Genuine debate on the Web

"There is an appetite for genuine debate on the web, but it is often drowned out by the howling of people who seem to regard the very existence of professional critics as an outrageous affront. The subtext is this: anyone can be a critic, so anyone who has the temerity to be paid for the privilege deserves to be put in the stocks.

This is just one front in a wide-ranging battle between the blogosphere and so-called old media. In an ideal world, there should be room for both print critics and online ones, with plenty of overlap between them. Good writing is good writing, wherever it appears. But the campaign is in its early days and there are several years' worth of grievances to thrash out before a peace treaty can be agreed."

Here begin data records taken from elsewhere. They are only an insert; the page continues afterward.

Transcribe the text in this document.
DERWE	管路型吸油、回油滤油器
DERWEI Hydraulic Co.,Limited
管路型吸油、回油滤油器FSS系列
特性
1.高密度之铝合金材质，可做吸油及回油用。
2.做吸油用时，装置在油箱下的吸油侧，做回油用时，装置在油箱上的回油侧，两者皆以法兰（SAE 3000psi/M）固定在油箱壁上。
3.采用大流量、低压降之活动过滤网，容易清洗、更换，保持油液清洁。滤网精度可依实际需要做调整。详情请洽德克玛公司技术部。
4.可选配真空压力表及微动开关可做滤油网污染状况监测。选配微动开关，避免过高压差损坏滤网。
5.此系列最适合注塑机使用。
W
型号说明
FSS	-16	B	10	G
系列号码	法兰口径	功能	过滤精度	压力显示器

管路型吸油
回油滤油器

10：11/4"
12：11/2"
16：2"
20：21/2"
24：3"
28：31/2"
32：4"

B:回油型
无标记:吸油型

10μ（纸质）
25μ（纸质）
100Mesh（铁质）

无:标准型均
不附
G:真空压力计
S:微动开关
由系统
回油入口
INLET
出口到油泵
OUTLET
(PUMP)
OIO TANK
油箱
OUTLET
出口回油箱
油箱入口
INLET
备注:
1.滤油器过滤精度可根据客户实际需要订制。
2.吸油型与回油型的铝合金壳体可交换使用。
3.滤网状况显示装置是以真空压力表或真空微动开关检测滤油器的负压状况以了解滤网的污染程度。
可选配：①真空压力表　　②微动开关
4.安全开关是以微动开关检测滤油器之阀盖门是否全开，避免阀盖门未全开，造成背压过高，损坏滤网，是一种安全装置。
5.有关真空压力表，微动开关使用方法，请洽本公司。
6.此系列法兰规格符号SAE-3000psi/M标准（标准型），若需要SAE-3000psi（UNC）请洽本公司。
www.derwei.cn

The virtual world has been seen often as something to put upside down established values, more as a revolutionary place than a place where the real world reflects.
In a few words, it was born not to be a copy of the actual world, but a "democratic place" where there are no hierarchies, where everybody is entitled to say what he thinks and in the way he likes it.
The structure of the Internet as a decentralized network has created space to voices that wouldn't have had the chance to be heard (and in certain cases, it wouldn't have been so bad, I agree).
We are beginning to be over-educated; at least everybody who is incapable of learning has taken to teaching - that is really what our enthusiasm for education has come to.
"although a firestorm of invective can be very amusing, it's only when critics and readers meet halfway that enlightening debate can happen - and surely that's the whole point of the exercise."

I think we sometimes MISS the full point.
People very often do not talk to "meet halfway", they mostly talk to read themselves.
The "arguments" are but the "accidental content" to write about.
And all "social networking" very often is just a way to "show how good I am" and see "how good you are".

That of course doesn't mean that there can be good and healthy discussions, but I am not so optimistic about the increasing number of them.